Les recherches et réflexions portant sur la conception des espaces urbains ont le plus souvent une entrée par « objet urbain ». Cette entrée renvoie surtout à des logiques de forme (la place, le cœur d'ilot, le parc, la rue, le « cours », le bâtiment...), de statut juridique (l'espace public, l'espace privé) ou de compétences et de procédés opérationnels (la compétence de l'aménageur, du promoteur, du gestionnaire de l'espace public, ...). Au lieu de cette entrée par objet urbain et par la forme, nous proposons de nous intéresser à ce que nous appelons figures de conception "environnementales" de la ville au croisement de l’ambiance (climat, air, acoustique, …), de la sociabilité et de la matérialité construite…

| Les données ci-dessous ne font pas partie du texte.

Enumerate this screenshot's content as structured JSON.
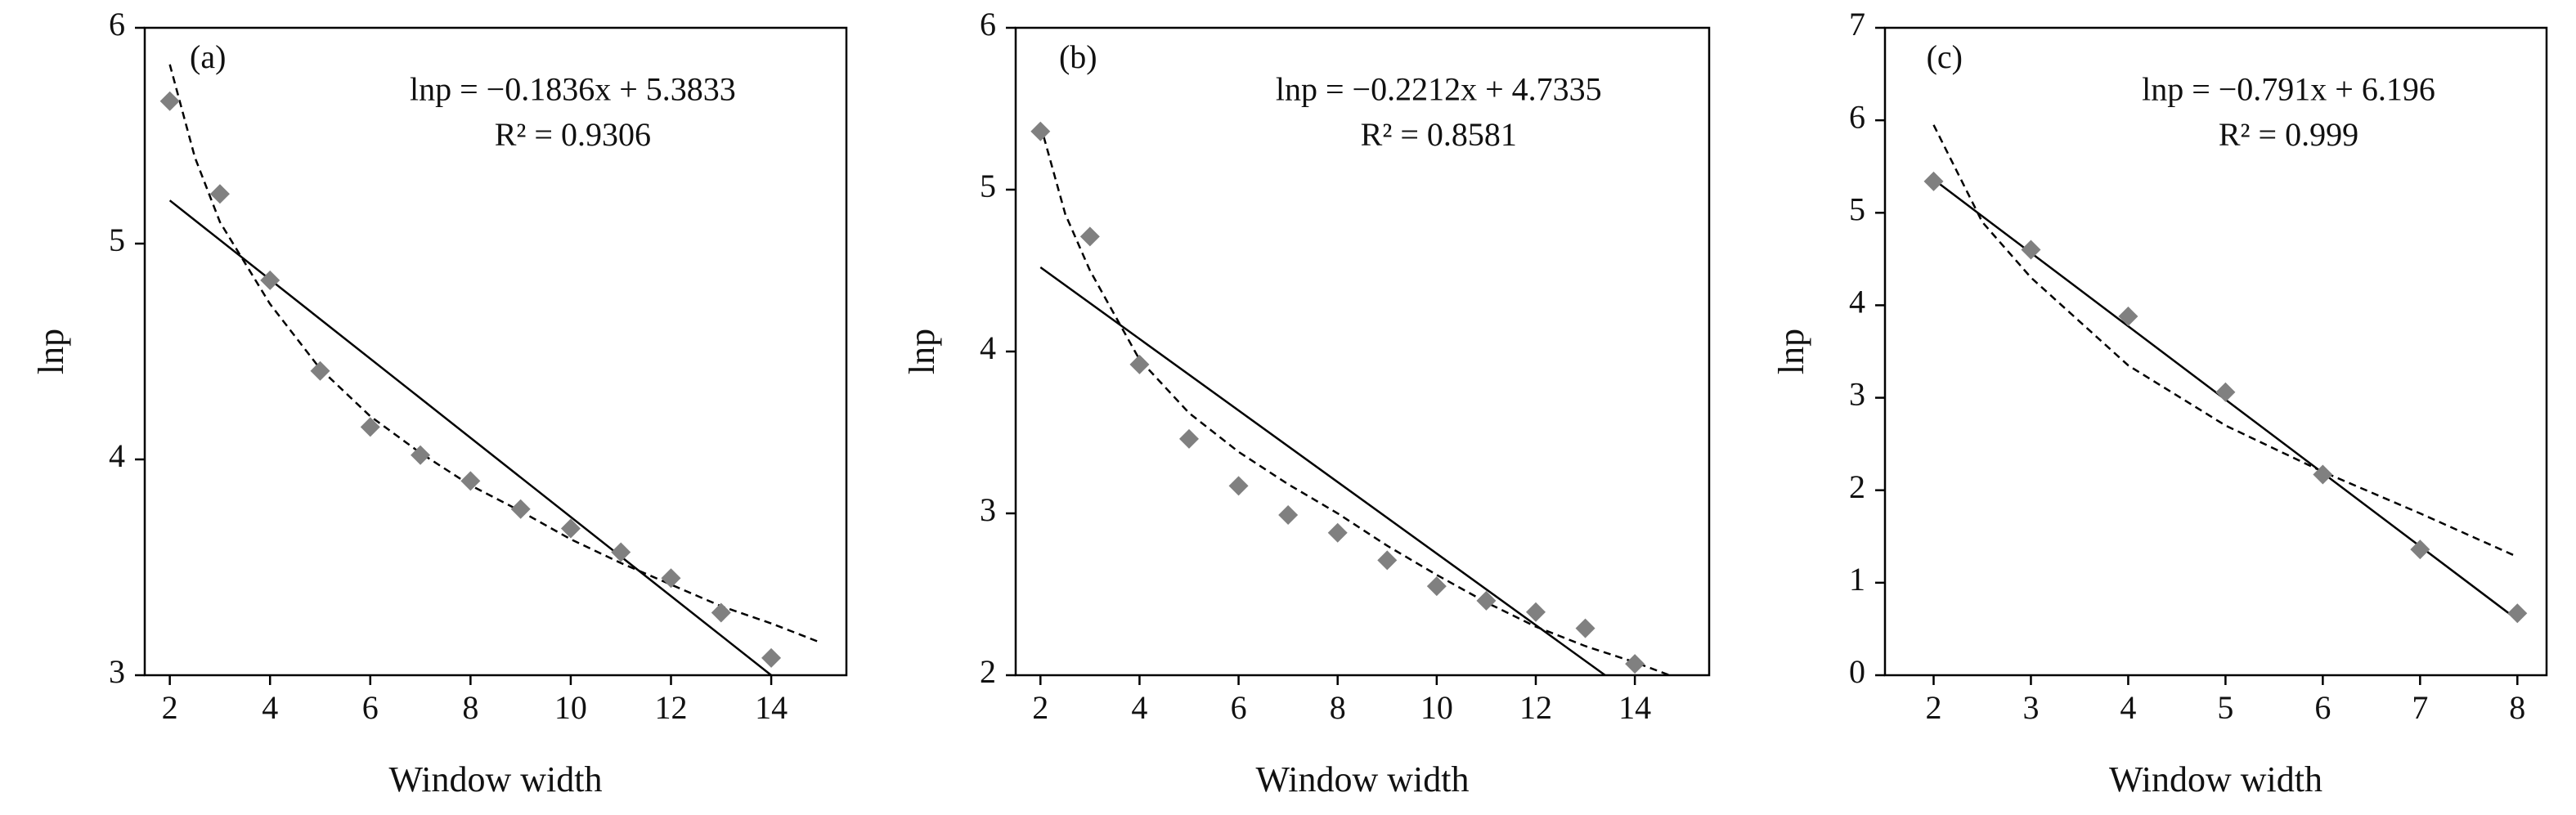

Dans le cadre de l’appel à projets de recherche « Modeval Urba 2015 » de l’Ademe, le bureau d’études Tribu, le cabinet d’architecture Casa Architecture, Urbanisme et Environnement Sonore et le Caue de Haute-Savoie se sont associés pour définir et approfondir le concept d’oasis urbaine. L’agglomération annécienne a servi de terrain d’expérimentation pour ce travail de qualification itérative entre théorie et terrain de ce peut être une oasis urbaine. La recherche a permis de qualifier la manière dont, pour les habitants et les experts, l’architecture, les formes urbaines, les effets de la propagation sensible des usages et les formes de sociabilités organisent les représentations de ce qui constitue l'ambiance d’une oasis urbaine.

L’oasis urbaine est une « parenthèse » qui produit une sensation d’apaisement et de bien-être, qui donne le sentiment d’avoir quitté une ville parfois trop animée, bruyante et minérale, où tout se fait dans la vitesse. Entendons-nous bien, l’oasis urbaine n’est pas un isolat au sein d’une ville hostile et aride, comme pourrait le suggérer l’imaginaire saharien associée au terme : la ville « vivable » serait plutôt un continuum d’oasis singulières et toutes différentes, dans lesquelles s’opère la même sensation échappement, mais qui peut procéder par des effets distincts.

Ses principaux descripteurs ? Elle prend l’attention par effet de contraste, elle est dense en logements et propose un enchevêtrement de rues, de bâtiments à usages variés, d’activités sociales, d’arbres, de végétaux et d’animaux, l’ensemble produisant des phénomènes sensibles concordants entre eux, en correspondance, vivants et apaisants.

[1] SERRES, Michel,. Habiter Paris, Paris, Le Pommier, Belin, 2011, p. 159.